I agree. HyperTransport was stunning when it came out. Revolutionary, even. Ditto for AMD64, still the standard as we speak.
I'm not sure, however, if this is due to Intel resting on their laurels vs an entire Intel generation being shown the door because of epic (excuse the pun) fuckups. With the (largely wasted) effort expended on Itanium / Itanium 2 / EPIC / IXP / Netburst / etc, no wonder other vendors excelled. The MHz wars took a horrible toll on Intel for mainstream x86 with things like Prescott, with its 31 stage (!!) pipeline.
Stalls on Prescott were horrific for performance. On IXP, microcode screwups (often due to explicit caching) were horrific for customers. On Itanium, everything was horrific. I doubt we will ever know exactly how much these escapades cost humanity. On the other hand, maybe we're all richer for lessons learned.
It seems Intel is not interested in screwing up so badly anymore, so I think it's the competitors' turn to sweat. Intel still has a long way to go in recapturing territory it could have already had; ARM and MIPS have come a long way in the phone/server and NPU/packet processing space respectively, and they don't look as easily dislodged as AMD...
It's even worse than you enumerate: echoing lsc and his mention of "stunningly inefficient and expensive rambus ram", the highest level architects at Intel were petrified by DRAM size, I think it was, concerns, and ordered some stunningly stupid things that at least in some cases the engineers under them knew wouldn't work. Intel had not one, but two *1 million part recalls", one of which was for motherboards just before OEMs were going to start shipping.
And AMD, which only occasionally manages this, did everything right for a short period of time with their K8 microarchitecture (P6 style, 64 bits, HyperTransport plus on-chip memory controller) while Intel was screwing up so much.
I wonder how history would have gone if they hadn't then taken 2.5 years to start delivering the successor K10 microarchitecture, and another half a year to deliver one that didn't have a screwed up TLB. Intel is not the sort of adversary you can just give three years to get its act together, especially with their historical manufacturing prowess keeping them at least a process node ahead of you (and pretty much everyone else?).
Intel is closing the gap with their DPDK, but Cavium creams them on clock-by-clock and on cost of goods.
Cavium Octeon chips currently scale to 32 cores at 1.4Ghz, but with ZIP, GZIP, AES, SHA1, etc coprocessors running at 800Mhz.

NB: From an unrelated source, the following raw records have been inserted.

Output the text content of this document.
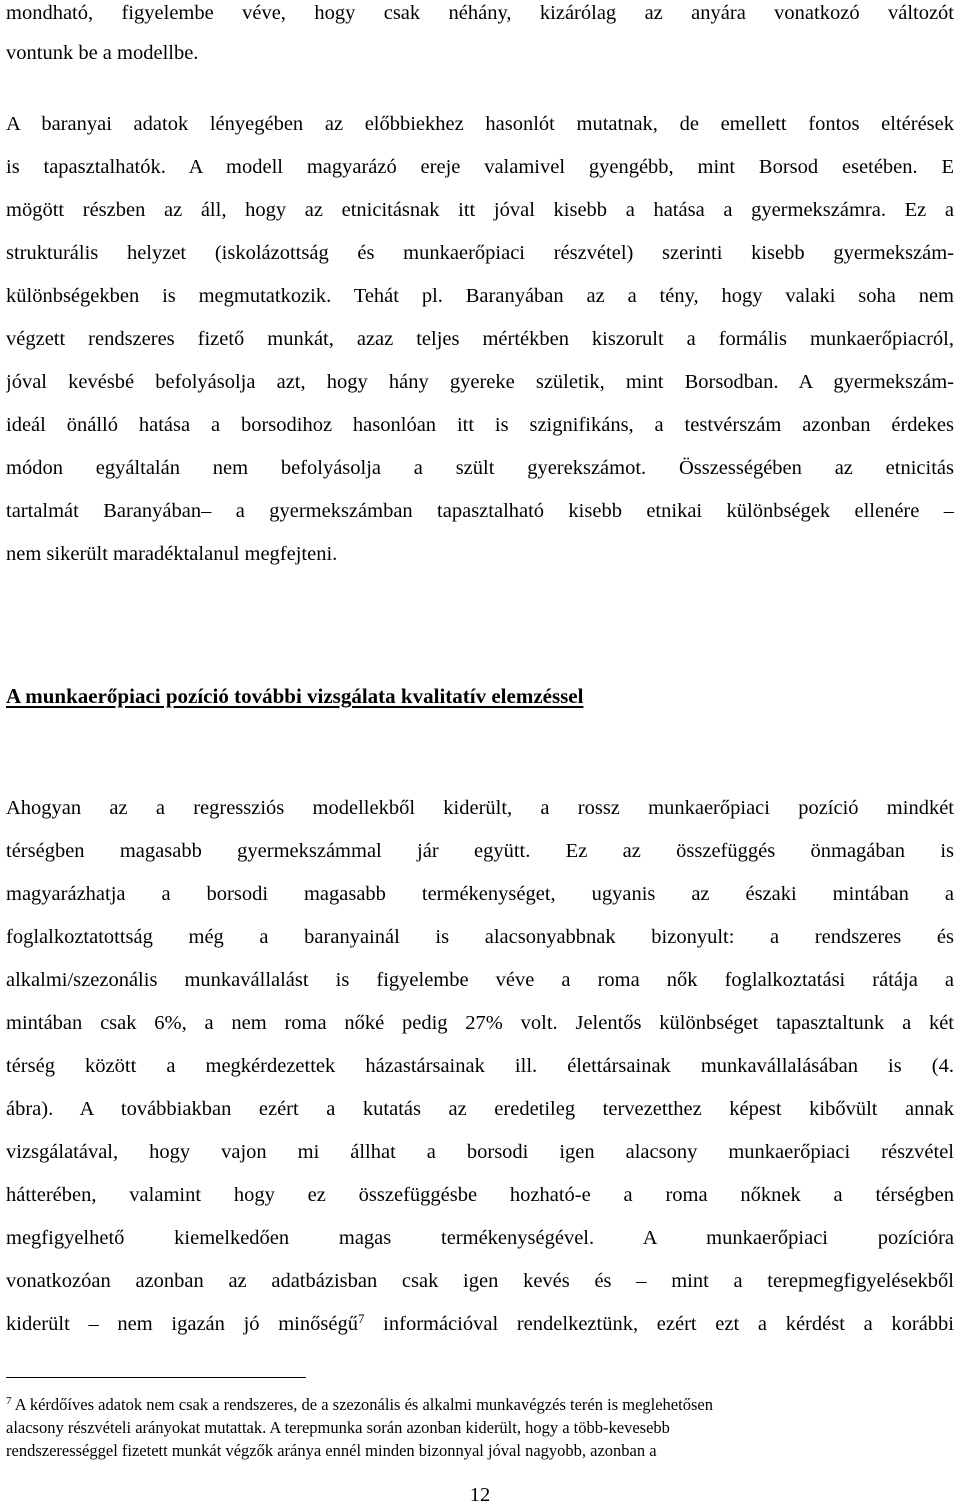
mondható, figyelembe véve, hogy csak néhány, kizárólag az anyára vonatkozó változót
vontunk be a modellbe.
A baranyai adatok lényegében az előbbiekhez hasonlót mutatnak, de emellett fontos eltérések
is tapasztalhatók. A modell magyarázó ereje valamivel gyengébb, mint Borsod esetében. E
mögött részben az áll, hogy az etnicitásnak itt jóval kisebb a hatása a gyermekszámra. Ez a
strukturális helyzet (iskolázottság és munkaerőpiaci részvétel) szerinti kisebb gyermekszám-
különbségekben is megmutatkozik. Tehát pl. Baranyában az a tény, hogy valaki soha nem
végzett rendszeres fizető munkát, azaz teljes mértékben kiszorult a formális munkaerőpiacról,
jóval kevésbé befolyásolja azt, hogy hány gyereke születik, mint Borsodban. A gyermekszám-
ideál önálló hatása a borsodihoz hasonlóan itt is szignifikáns, a testvérszám azonban érdekes
módon egyáltalán nem befolyásolja a szült gyerekszámot. Összességében az etnicitás
tartalmát Baranyában– a gyermekszámban tapasztalható kisebb etnikai különbségek ellenére –
nem sikerült maradéktalanul megfejteni.
A munkaerőpiaci pozíció további vizsgálata kvalitatív elemzéssel
Ahogyan az a regressziós modellekből kiderült, a rossz munkaerőpiaci pozíció mindkét
térségben magasabb gyermekszámmal jár együtt. Ez az összefüggés önmagában is
magyarázhatja a borsodi magasabb termékenységet, ugyanis az északi mintában a
foglalkoztatottság még a baranyainál is alacsonyabbnak bizonyult: a rendszeres és
alkalmi/szezonális munkavállalást is figyelembe véve a roma nők foglalkoztatási rátája a
mintában csak 6%, a nem roma nőké pedig 27% volt. Jelentős különbséget tapasztaltunk a két
térség között a megkérdezettek házastársainak ill. élettársainak munkavállalásában is (4.
ábra). A továbbiakban ezért a kutatás az eredetileg tervezetthez képest kibővült annak
vizsgálatával, hogy vajon mi állhat a borsodi igen alacsony munkaerőpiaci részvétel
hátterében, valamint hogy ez összefüggésbe hozható-e a roma nőknek a térségben
megfigyelhető kiemelkedően magas termékenységével. A munkaerőpiaci pozícióra
vonatkozóan azonban az adatbázisban csak igen kevés és – mint a terepmegfigyelésekből
kiderült – nem igazán jó minőségű$^7$ információval rendelkeztünk, ezért ezt a kérdést a korábbi
$^7$ A kérdőíves adatok nem csak a rendszeres, de a szezonális és alkalmi munkavégzés terén is meglehetősen
alacsony részvételi arányokat mutattak. A terepmunka során azonban kiderült, hogy a több-kevesebb
rendszerességgel fizetett munkát végzők aránya ennél minden bizonnyal jóval nagyobb, azonban a
12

All cores share a fast, coherent unified L2.
One of the key advantages of the Octeon architecture is their hardware work scheduling unit. This is essentially a highly programmable hash engine on packet fields (with software-only bits for software classify-then-reschedule). The idea is to ensure that no packets with identical hashes are in flight on any core at the same time.
If programmed correctly, this work scheduling prevents data structure contention, which is particularly problematic when you scale to 32 (and next-gen up to 48 [then I believe to 64] cores).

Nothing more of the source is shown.